Matson on Music
Album review: 'Black Narcissus' by Seattle's Nacho Picasso
Nacho Picasso "Black Narcissus" (self-released / Alive and Well)
Seattle may be nationally famous for Macklemore, a middle class rapper who makes gay-marriage anthems, but locally the appetite exists — or should I say rap-etite — for something darker and less morally upstanding. In that lane, Nacho Picasso is our new anti-hero: a party-hardy street-boss misogynist, whose songs are full of dark humor.
"Black Narcissus" is his third album of 2012, fifth in two years, and best yet. Eight lyrically sharp songs (plus one remix) of dirgelike, electronic-tinged rap music.
"Cover Me In Gold" is the key track. It might seem like it's about being flashy, but really it's about Nacho saying he feels like "an orphan," a vulnerability that might underpin his general hardness and continuous sex brags. Rhymed with "cover me in gold / 'til I feel I'm important," the effect is funny and sad, like he's parodying #raplife and also enjoying it.
As the music goes on, darkness pervades. Producers Eric G and Raised byy Wolves make the beats into a Gotham version of Seattle where the sun never shines — a twisted, shadowy place that's good to visit in binges. And Nacho becomes progressively more silly and weird. He samples Pee-wee Herman, and goes out of his way to say "gluteus maximus" and "wenches" instead of ruder, more common rapper words. He talks often about European mythology.

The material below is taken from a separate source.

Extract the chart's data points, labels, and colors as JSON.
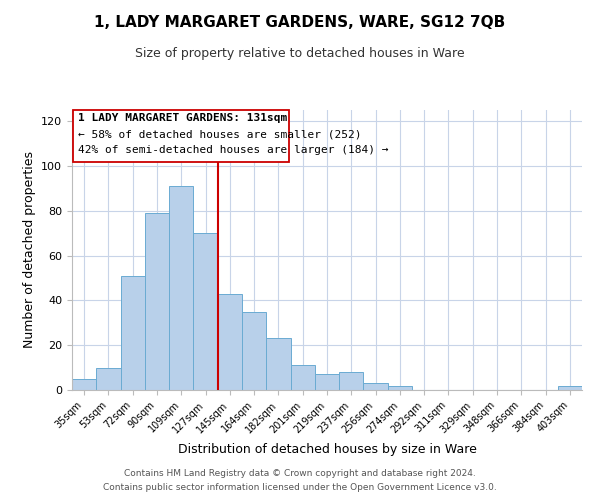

He's risen to prominence in the past two years locally, and it's easy to see him as a counterweight to earnest idealism. But Nacho's no mascot. His interests in unusual words and the ways of the gods indicate his individuality. And he's getting national attention in SPIN, Vice and Complex not because of how he functions in Seattle, but because he's great at rapping and his music has a memorable vibe. If you're unacquainted, now's the time.